For the fourth consecutive year GiveWell has named us one of their top-rated charities of 2015. GiveWell also rated GiveDirectly strongest on all aspects of organizational performance, including on “transparency and communication,” “robustness of the case for impact,” and “room for more funding.”

Perhaps most significantly, Givewell has adopted cash transfers as a benchmark (or “baseline”) in their cost-effectiveness analysis. As we’ve written before, we find the idea of cash as a benchmark a powerful one that has the potential to transform the $150 billion aid industry (in a similar way to the “index fund” transformed the investment industry).

And we’ve come a long way on this. Just a few years ago, the New York Times called GiveDirectly the “Crazy cash give-away experiment”; this year, a global panel convened by United Kingdom’s Department for International Development has recommended that the development community “benchmark other humanitarian responses against cash transfers” and the European Commission’s Humanitarian Aid and Civil Protection department has said that “we need to always ask the question ‘Why not cash?’”

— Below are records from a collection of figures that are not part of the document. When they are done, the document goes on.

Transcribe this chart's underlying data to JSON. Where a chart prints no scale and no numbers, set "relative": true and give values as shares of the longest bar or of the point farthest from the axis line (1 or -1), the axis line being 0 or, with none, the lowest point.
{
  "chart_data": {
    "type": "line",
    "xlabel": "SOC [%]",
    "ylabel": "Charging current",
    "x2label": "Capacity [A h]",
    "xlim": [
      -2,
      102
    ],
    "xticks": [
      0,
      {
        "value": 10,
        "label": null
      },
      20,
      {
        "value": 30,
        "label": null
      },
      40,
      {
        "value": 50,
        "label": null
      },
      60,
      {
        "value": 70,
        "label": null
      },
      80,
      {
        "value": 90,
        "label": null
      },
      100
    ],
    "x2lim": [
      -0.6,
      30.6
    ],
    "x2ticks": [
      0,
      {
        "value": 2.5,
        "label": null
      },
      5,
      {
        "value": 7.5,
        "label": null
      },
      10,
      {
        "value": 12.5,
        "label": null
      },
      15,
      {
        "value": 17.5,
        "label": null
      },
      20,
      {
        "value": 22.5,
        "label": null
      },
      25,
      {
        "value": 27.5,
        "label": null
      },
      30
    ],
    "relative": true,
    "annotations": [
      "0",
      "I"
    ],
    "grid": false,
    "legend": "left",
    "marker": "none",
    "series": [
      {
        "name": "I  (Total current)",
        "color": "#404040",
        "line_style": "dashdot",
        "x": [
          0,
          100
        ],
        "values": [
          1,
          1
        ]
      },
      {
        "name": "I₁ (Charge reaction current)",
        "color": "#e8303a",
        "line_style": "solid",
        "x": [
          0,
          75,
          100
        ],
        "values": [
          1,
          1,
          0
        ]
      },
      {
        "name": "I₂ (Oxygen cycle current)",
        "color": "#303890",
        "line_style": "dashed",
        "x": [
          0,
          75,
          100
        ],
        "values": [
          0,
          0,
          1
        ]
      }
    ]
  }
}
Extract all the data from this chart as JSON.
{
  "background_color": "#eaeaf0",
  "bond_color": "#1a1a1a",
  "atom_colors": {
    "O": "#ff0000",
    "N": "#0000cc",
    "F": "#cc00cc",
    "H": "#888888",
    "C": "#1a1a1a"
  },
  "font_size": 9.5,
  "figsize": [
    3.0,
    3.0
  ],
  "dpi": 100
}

But, we have a long way to go, as no more than 6% of humanitarian assistance goes towards cash transfers (the exact amount is unknown). And even with the rapid growth in the “room for funding” of GiveWell’s top charities, and expected donations ($15 million), we’re still just a fraction of overall development flows, which top $150 billion. For this reason, we’re always thinking of ways to go beyond direct impact, and ask how every transferred dollar can also help transform the sector.

What if we measured all of these programs against cash? What if we asked of every program: does this do more for the poor with a donated dollar than the poor could themselves? What if GiveWell’s effectiveness table with cash transfers as the baseline was adopted by all international donors? Imagine the impact on the lives of those living in poverty, if we could shift those dollars to more efficient ways of spending.

It’s up to all of us to show what’s possible, push the evidence and in doing so, make the case for cash transfers as a useful benchmark. In the coming years, we not only hope to do this at much bigger scale, but we also hope governments and organizations start to follow GiveWell’s lead and raise the standards for giving everywhere.